Der baden-württembergische Verkehrsminister Winfried Hermann (Grüne) steht in der Kritik. Er soll Gelder des Bundes für den Straßenbau ausgeschlagen haben. Er weist das zurück und greift seinerseits die Vergabepraxis in Berlin an.

Stuttgart - Baden-Württembergs Verkehrsminister Winfried Hermann (Grüne) hat scharfe Kritik an der Finanzierung des Straßenbaus durch den Bund geübt. „Die Strukturen zwischen Land und Bund stimmen nicht, das System ist nicht annähernd zeitgemäß“, sagte er am Freitag bei der Vorstellung der Bau- und Sanierungspläne für das Jahr 2014. Mittel für Bauvorhaben müssten rechtzeitig freigegeben werden, eine verlässliche Finanzierung sei dringend nötig. In den vergangenen Tagen war aus der CDU Kritik an Hermanns Ministerium laut geworden. Dieses hätte im vergangenen Jahr Bundesmittel nicht abgerufen und dadurch einen Schaden von mindestens 100 Millionen Euro verursacht, hieß es.

 

„Wir haben keine Gelder verschmäht“, sagt Hermann. 830 Millionen Euro hatte der Bund Baden-Württemberg im vergangenen Jahr für Neubauten und Sanierungen von Autobahnen und Bundesstraßen zur Verfügung gestellt. „Aber wir haben viele Großbaustellen, bei denen man nicht so exakt planen kann“, erklärt Hermann. Beispielsweise sei bei einem bereits abgeschlossenen Tunnelbau die Nachtragsforderung strittig gewesen. Am Jahresende blieben deshalb 15 Millionen Euro des Budgets übrig.

Zurück an den Bund

Das Geld floss gemeinsam mit den nicht abgerufenen Mitteln aus anderen Bundesländern zurück zum Bund, der diese immer im Herbst allen Bundesländern in einer neuen Beantragungsrunde für zusätzliche Neubauten anbietet. Das Verkehrsministerium hatte im vergangenen Jahr erstmals keine solchen Mittel ab- und damit Kritik der Opposition hervorgerufen. „Peinlich und unschön“ nannte auch der Verkehrsexperte der SPD-Fraktion, Hans-Martin Haller, das Vorgehen.
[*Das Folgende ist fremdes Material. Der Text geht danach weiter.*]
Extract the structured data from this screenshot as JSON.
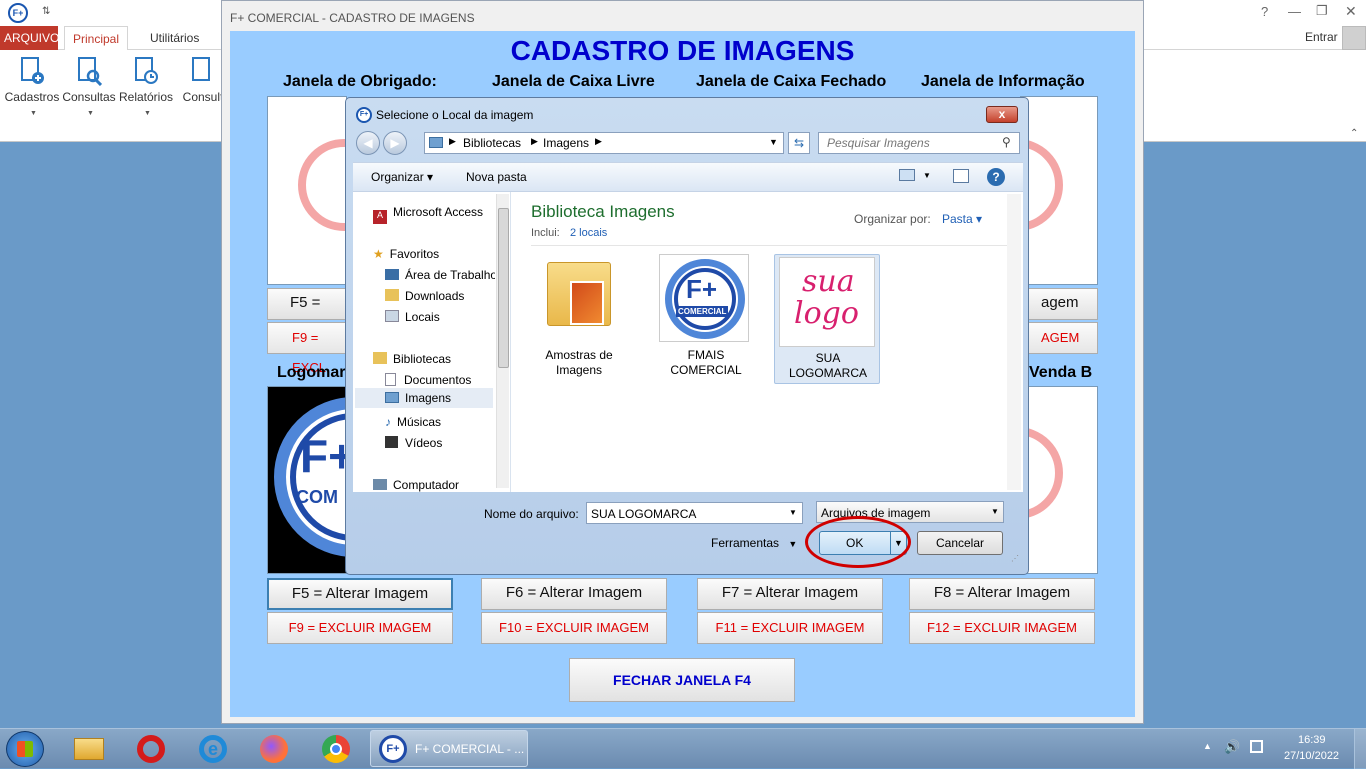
{
  "app": {
    "quick_access_arrow": "⇅",
    "help": "?",
    "user": "Entrar",
    "tabs": [
      "ARQUIVO",
      "Principal",
      "Utilitários"
    ],
    "ribbon": [
      "Cadastros",
      "Consultas",
      "Relatórios",
      "Consult"
    ]
  },
  "window": {
    "title": "F+ COMERCIAL - CADASTRO DE IMAGENS",
    "heading": "CADASTRO DE IMAGENS",
    "sections": [
      "Janela de Obrigado:",
      "Janela de Caixa Livre",
      "Janela de Caixa Fechado",
      "Janela de Informação"
    ],
    "row2_left": "Logomar",
    "row2_right": "Venda B",
    "top_alter_left": "F5 = Alter",
    "top_alter_right": "agem",
    "top_excl_left": "F9 = EXCL",
    "top_excl_right": "AGEM",
    "alter_buttons": [
      "F5 = Alterar Imagem",
      "F6 = Alterar Imagem",
      "F7 = Alterar Imagem",
      "F8 = Alterar Imagem"
    ],
    "delete_buttons": [
      "F9 = EXCLUIR IMAGEM",
      "F10 = EXCLUIR IMAGEM",
      "F11 = EXCLUIR IMAGEM",
      "F12 = EXCLUIR IMAGEM"
    ],
    "close_button": "FECHAR JANELA F4",
    "logo_text": "F+",
    "logo_sub": "COM"
  },
  "dialog": {
    "title": "Selecione o Local da imagem",
    "breadcrumb": [
      "Bibliotecas",
      "Imagens"
    ],
    "search_placeholder": "Pesquisar Imagens",
    "toolbar": {
      "organize": "Organizar",
      "new_folder": "Nova pasta"
    },
    "nav_items": [
      "Microsoft Access",
      "Favoritos",
      "Área de Trabalho",
      "Downloads",
      "Locais",
      "Bibliotecas",
      "Documentos",
      "Imagens",
      "Músicas",
      "Vídeos",
      "Computador"
    ],
    "library_title": "Biblioteca Imagens",
    "includes_label": "Inclui:",
    "includes_value": "2 locais",
    "arrange_label": "Organizar por:",
    "arrange_value": "Pasta",
    "files": [
      {
        "name": "Amostras de Imagens"
      },
      {
        "name": "FMAIS COMERCIAL"
      },
      {
        "name": "SUA LOGOMARCA"
      }
    ],
    "logo_inner": "F+",
    "logo_band": "COMERCIAL",
    "sua_logo": [
      "sua",
      "logo"
    ],
    "filename_label": "Nome do arquivo:",
    "filename_value": "SUA LOGOMARCA",
    "filetype": "Arquivos de imagem",
    "tools": "Ferramentas",
    "ok": "OK",
    "cancel": "Cancelar",
    "close": "x"
  },
  "taskbar": {
    "active_app": "F+ COMERCIAL - ...",
    "time": "16:39",
    "date": "27/10/2022"
  },
  "colors": {
    "accent": "#0000cc",
    "danger": "#e00000",
    "panel": "#99ccff",
    "highlight": "#d00000"
  }
}
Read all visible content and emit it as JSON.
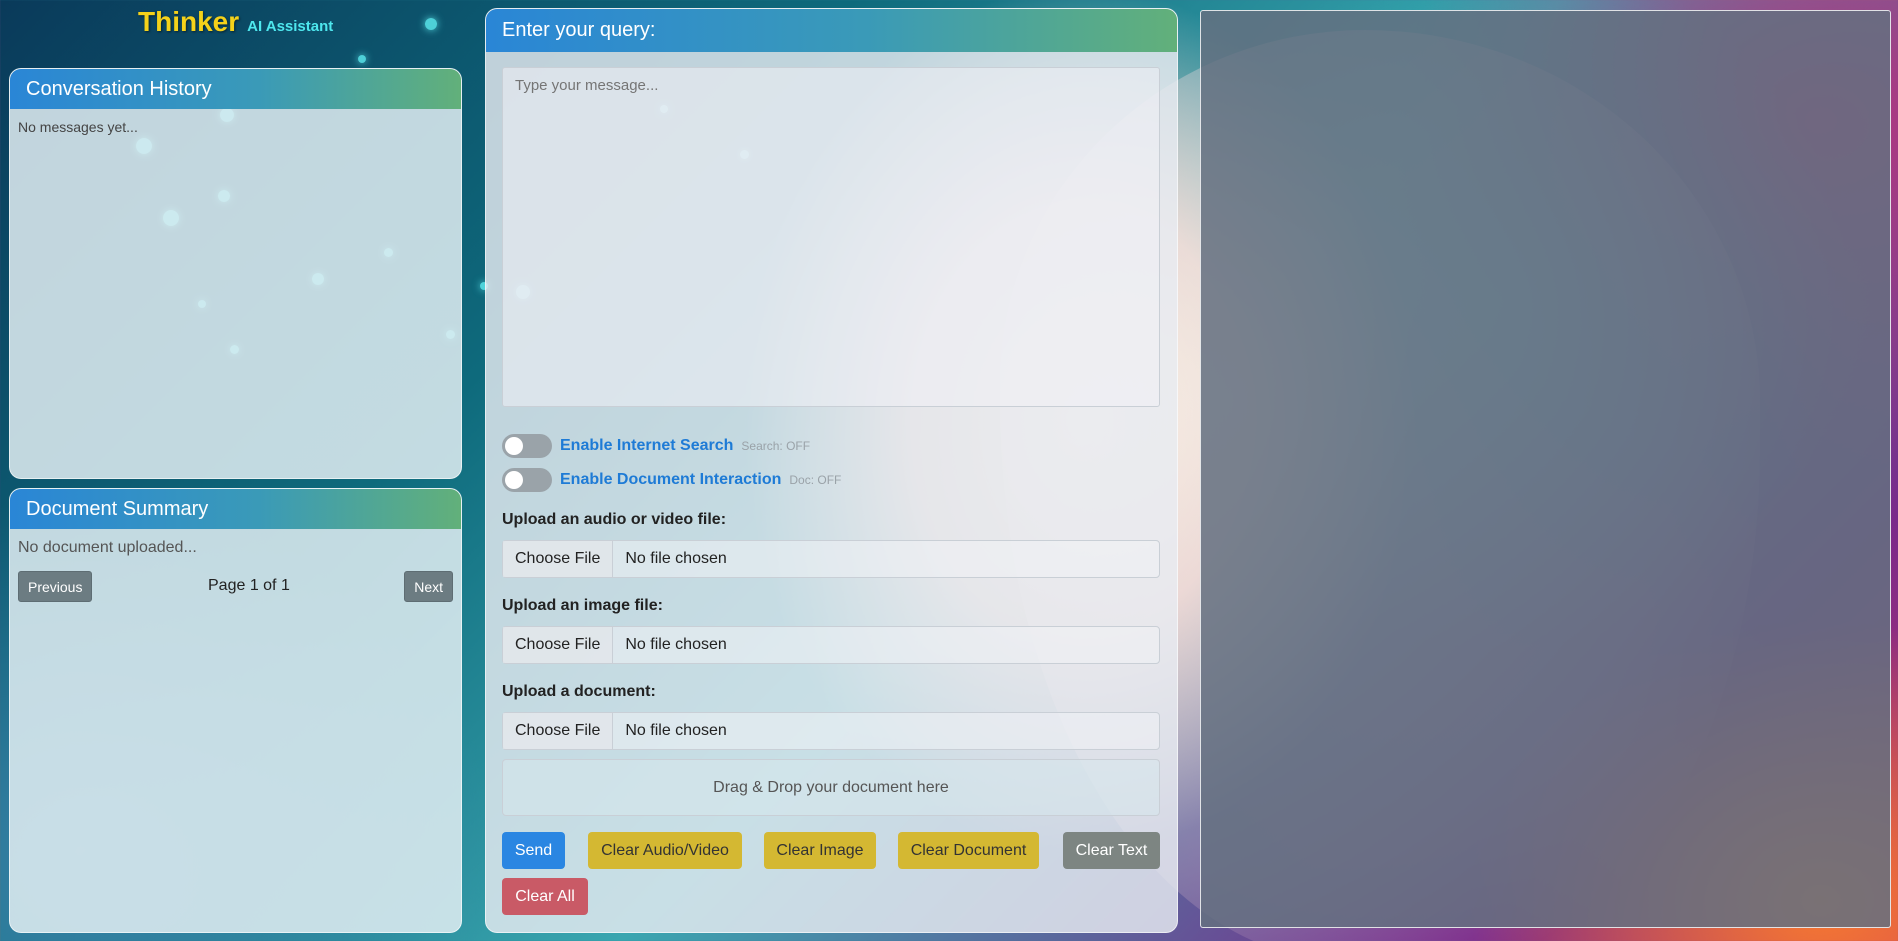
{
  "app": {
    "name": "Thinker",
    "subtitle": "AI Assistant"
  },
  "conversation_history": {
    "title": "Conversation History",
    "empty_text": "No messages yet..."
  },
  "document_summary": {
    "title": "Document Summary",
    "empty_text": "No document uploaded...",
    "pager": {
      "previous_label": "Previous",
      "page_info": "Page 1 of 1",
      "next_label": "Next"
    }
  },
  "query": {
    "title": "Enter your query:",
    "message_placeholder": "Type your message...",
    "toggles": [
      {
        "label": "Enable Internet Search",
        "status": "Search: OFF",
        "on": false
      },
      {
        "label": "Enable Document Interaction",
        "status": "Doc: OFF",
        "on": false
      }
    ],
    "uploads": [
      {
        "label": "Upload an audio or video file:",
        "button": "Choose File",
        "value": "No file chosen"
      },
      {
        "label": "Upload an image file:",
        "button": "Choose File",
        "value": "No file chosen"
      },
      {
        "label": "Upload a document:",
        "button": "Choose File",
        "value": "No file chosen"
      }
    ],
    "dropzone_text": "Drag & Drop your document here",
    "buttons": {
      "send": "Send",
      "clear_audio_video": "Clear Audio/Video",
      "clear_image": "Clear Image",
      "clear_document": "Clear Document",
      "clear_text": "Clear Text",
      "clear_all": "Clear All"
    }
  },
  "colors": {
    "brand": "#f5d21a",
    "accent": "#2a86e2",
    "toggle_label": "#1e7bd6",
    "clear_warning": "#d4b832",
    "clear_all": "#c95a66"
  }
}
Hermann ist kein Freund der sogenannten Ausgleichsmittel. Ihre Höhe schwankte in der Vergangenheit zwischen null und 80 Millionen, was eine Planung schwierig macht. Trotzdem hat Baden-Württemberg 2011 und 2012 rund 70 Millionen Euro aus den Ausgleichsmitteln erhalten. Weil das vom Bund bereitgestellte Budget 2013 aber deutlich gestiegen sei, sei im vergangenen Jahr auch ohne die zusätzlichen Mittel ähnlich viel Geld in Bundesstraßen und Autobahnen investiert worden wie in den Vorjahren, sagt Hermann. Weitere Projekte hätten die Straßenbauverwaltungen nicht stemmen können. Zu dünn sei die Personaldecke nach mehreren Kürzungen der Vorgängerregierung, sagt der Minister.

Der Bund lehnt ab

Kurzfristig versuchte das Verkehrsministerium im vergangenen Herbst durch zwei neue Baustellen doch noch an die Ausgleichsmittel zu kommen, die Anträge wurden jedoch vom Bund abgelehnt. Auch der Vorschlag, 45 Millionen Euro für die vorzeitige Rückzahlung von Schulden aus älteren Bauprojekten zurückzuzahlen, fand in Berlin keine Unterstützer. „Der Bund hat uns während des Jahres gefesselt, was die Genehmigungen angeht“, sagt Verkehrsminister Hermann. „Es ist dreist, uns jetzt in die Schuhe zu schieben, dass wir Gelder nicht abgerufen hätten.“

Schuld an den nicht abgerufenen Geldern dürfte auch ein Strategiewechsel des Verkehrsministeriums sein. „Frühere Landesregierungen haben die Kalkulationen über Jahre zu hoch angesetzt, um am Jahresende die Ausgleichsmittel nutzen zu können“, sagt Hermann. Fielen die Zahlungen des Bundes dann zu niedrig aus, wurden die Mittel aus den Geldern für die Sanierung von Bundesstraßen entnommen. Diese Praxis wurde unter der grün-roten Landesregierung verworfen. „Eines der wichtigsten Projekte unserer Politik ist die Wende hin zum Erhalt und der Sanierung von Straßen“, erklärt Hermann.

Drei Neubauten sollen 2014 trotzdem begonnen werden: Die B 31 zwischen Immenstaad und Friedrichshafen, die Westtangente Pforzheim der B 463 und die Ortsumgehung von Holzgerlingen. Zudem befinden sich weitere 15 neue Straßen aktuell im Bau.